Like layoffs, closures of underenrolled schools can be harmful to students and staff. But districts that delay painful decisions eventually have to make bigger, even more disruptive changes. Students would be better off if districts were honest about their budget problems and took steps, like matching displaced young people with dedicated counselors or giving them priority access to the best schools, in order to make those transitions easier. If districts wait to close underenrolled schools until they’re under true financial duress, it will be harder to put any of those types of transitional supports in place.
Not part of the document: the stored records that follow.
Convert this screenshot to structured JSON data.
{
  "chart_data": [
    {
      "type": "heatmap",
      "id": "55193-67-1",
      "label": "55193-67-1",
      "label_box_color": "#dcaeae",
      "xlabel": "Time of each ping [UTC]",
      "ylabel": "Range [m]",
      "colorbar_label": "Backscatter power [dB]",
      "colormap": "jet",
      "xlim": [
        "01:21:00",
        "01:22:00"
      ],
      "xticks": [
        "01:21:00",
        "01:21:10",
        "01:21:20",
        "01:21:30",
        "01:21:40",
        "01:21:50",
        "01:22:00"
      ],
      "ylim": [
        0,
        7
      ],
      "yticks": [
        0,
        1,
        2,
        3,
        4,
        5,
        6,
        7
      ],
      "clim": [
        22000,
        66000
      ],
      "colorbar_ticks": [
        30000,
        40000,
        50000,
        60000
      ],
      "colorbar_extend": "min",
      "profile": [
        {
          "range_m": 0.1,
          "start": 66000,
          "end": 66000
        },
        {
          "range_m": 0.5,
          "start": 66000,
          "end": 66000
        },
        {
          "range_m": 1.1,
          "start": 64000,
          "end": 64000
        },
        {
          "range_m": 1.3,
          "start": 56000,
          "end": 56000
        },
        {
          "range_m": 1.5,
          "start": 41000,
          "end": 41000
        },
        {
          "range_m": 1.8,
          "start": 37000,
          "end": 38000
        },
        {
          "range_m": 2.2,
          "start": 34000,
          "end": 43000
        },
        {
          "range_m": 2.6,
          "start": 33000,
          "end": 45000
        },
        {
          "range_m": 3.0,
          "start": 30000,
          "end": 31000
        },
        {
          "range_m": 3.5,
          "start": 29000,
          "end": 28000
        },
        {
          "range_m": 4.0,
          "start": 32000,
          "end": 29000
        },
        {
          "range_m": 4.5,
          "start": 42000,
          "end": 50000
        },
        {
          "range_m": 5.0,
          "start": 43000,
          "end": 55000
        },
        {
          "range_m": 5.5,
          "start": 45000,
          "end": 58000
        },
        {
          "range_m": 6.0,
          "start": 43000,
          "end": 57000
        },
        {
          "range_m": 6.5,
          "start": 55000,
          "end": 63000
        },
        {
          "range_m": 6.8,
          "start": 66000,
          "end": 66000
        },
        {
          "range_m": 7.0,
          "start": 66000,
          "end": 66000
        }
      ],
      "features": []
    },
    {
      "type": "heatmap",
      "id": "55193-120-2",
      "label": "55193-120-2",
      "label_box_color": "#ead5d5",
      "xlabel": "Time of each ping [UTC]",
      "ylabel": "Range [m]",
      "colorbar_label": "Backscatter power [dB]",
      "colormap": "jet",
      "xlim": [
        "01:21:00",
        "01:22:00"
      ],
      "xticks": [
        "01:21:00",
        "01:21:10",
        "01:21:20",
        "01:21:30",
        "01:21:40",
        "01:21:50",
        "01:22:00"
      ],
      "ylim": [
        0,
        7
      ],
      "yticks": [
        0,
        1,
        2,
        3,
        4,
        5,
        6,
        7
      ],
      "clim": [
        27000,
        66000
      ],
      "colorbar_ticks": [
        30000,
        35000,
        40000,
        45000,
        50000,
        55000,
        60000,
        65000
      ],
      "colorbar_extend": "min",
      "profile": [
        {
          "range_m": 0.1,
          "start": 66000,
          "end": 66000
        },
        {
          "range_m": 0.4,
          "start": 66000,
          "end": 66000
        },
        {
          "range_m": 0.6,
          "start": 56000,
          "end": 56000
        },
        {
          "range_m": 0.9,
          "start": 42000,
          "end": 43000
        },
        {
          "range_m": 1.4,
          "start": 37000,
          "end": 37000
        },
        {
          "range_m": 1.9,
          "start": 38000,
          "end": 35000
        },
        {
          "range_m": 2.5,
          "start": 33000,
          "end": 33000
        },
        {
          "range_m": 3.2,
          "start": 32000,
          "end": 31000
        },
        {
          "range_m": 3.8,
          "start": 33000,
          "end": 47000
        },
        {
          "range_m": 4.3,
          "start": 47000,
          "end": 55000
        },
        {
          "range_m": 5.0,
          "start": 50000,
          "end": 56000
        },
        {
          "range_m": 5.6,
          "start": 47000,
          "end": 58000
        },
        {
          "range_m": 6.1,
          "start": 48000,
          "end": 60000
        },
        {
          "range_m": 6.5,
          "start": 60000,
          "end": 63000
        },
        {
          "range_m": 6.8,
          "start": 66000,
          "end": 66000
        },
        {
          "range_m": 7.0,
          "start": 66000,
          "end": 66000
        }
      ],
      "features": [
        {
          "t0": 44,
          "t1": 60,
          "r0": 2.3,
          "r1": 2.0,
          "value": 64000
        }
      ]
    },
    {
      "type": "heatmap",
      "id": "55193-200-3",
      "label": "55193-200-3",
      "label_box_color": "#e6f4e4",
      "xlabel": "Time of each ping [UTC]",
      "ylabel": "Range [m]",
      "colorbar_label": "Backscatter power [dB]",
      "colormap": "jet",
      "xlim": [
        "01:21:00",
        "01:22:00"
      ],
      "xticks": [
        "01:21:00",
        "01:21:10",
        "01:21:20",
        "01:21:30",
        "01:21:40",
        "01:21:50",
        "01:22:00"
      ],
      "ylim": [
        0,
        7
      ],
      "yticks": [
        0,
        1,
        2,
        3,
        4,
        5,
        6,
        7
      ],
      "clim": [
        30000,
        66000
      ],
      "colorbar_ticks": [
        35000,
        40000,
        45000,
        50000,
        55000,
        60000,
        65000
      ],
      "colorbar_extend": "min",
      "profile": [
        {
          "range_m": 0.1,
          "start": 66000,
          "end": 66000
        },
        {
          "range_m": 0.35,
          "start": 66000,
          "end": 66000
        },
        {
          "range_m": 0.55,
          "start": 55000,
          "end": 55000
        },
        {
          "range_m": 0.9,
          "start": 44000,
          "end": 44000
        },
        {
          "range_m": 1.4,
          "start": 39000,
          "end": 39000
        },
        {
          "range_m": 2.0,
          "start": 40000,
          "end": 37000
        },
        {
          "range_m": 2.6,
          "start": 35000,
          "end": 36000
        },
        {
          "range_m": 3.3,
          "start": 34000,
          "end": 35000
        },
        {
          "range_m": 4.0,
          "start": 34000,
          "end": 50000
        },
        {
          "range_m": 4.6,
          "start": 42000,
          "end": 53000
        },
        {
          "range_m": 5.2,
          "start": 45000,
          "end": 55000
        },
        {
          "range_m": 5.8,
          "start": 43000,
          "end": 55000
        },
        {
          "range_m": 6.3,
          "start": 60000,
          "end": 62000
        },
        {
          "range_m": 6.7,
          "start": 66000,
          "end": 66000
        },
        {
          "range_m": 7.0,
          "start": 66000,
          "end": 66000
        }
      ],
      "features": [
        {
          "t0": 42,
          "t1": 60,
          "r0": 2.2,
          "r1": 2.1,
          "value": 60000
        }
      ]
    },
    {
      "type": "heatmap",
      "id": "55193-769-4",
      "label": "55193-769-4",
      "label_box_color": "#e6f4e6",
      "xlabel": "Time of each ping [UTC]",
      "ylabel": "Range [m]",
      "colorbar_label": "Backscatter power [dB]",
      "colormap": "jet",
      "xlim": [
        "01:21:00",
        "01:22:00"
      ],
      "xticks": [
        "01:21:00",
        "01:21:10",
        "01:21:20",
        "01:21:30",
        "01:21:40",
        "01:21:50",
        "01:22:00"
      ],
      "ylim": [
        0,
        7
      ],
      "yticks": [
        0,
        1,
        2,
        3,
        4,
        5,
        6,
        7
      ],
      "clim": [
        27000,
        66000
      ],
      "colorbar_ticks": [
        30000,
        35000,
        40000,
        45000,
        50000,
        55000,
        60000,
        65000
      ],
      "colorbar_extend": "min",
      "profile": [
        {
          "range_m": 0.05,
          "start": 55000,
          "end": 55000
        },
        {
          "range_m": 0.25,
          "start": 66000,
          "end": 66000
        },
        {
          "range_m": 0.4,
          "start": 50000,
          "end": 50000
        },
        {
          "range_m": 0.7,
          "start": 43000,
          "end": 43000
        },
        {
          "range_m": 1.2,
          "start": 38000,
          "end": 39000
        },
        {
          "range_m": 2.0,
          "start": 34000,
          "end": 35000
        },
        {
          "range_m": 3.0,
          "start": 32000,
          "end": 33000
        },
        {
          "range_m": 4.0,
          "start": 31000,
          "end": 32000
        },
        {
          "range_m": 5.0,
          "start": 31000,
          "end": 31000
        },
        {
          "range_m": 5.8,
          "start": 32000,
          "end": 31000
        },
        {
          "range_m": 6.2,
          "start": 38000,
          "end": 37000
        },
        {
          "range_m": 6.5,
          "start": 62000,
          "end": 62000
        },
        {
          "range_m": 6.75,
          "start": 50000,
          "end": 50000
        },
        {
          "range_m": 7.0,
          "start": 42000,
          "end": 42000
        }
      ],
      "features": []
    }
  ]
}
Compete for all the kids in your area

It turned some heads last fall when news came out that New York City was proposing to spend $21 million on an ad campaign to boost enrollment. It’s not crazy for a district to advertise its offerings, but it needs to be realistic about costs and benefits. For example, one crude way to look at it is to calculate the break-even costs. With New York City spending $30,000 per pupil, it would take about 700 newly enrolled students to cover its advertising budget.

Evaluate everything

It’s probably too late for districts to use their ESSER funds to put all the necessary processes and data collections in place for formal, rigorous program evaluations, but it would still be smart to use any remaining money to invest in data analyses. If the district expanded or created a summer or tutoring program, did the participating students make gains? How did students, parents or staff experience the program? Even simple data comparisons would be helpful for pointing out what went well and what didn’t and making the case for continued investment.

As NWEA’s Lindsay Dworkin noted recently, “It has always been important to understand which programs or interventions are working, for which students and at what cost.” Those types of questions are now more important than ever.

When Congress created the Elementary and Secondary School Emergency Relief program, everyone knew the one-time money would eventually run out. Districts only have a few months left to start preparing for the financial storm that’s coming.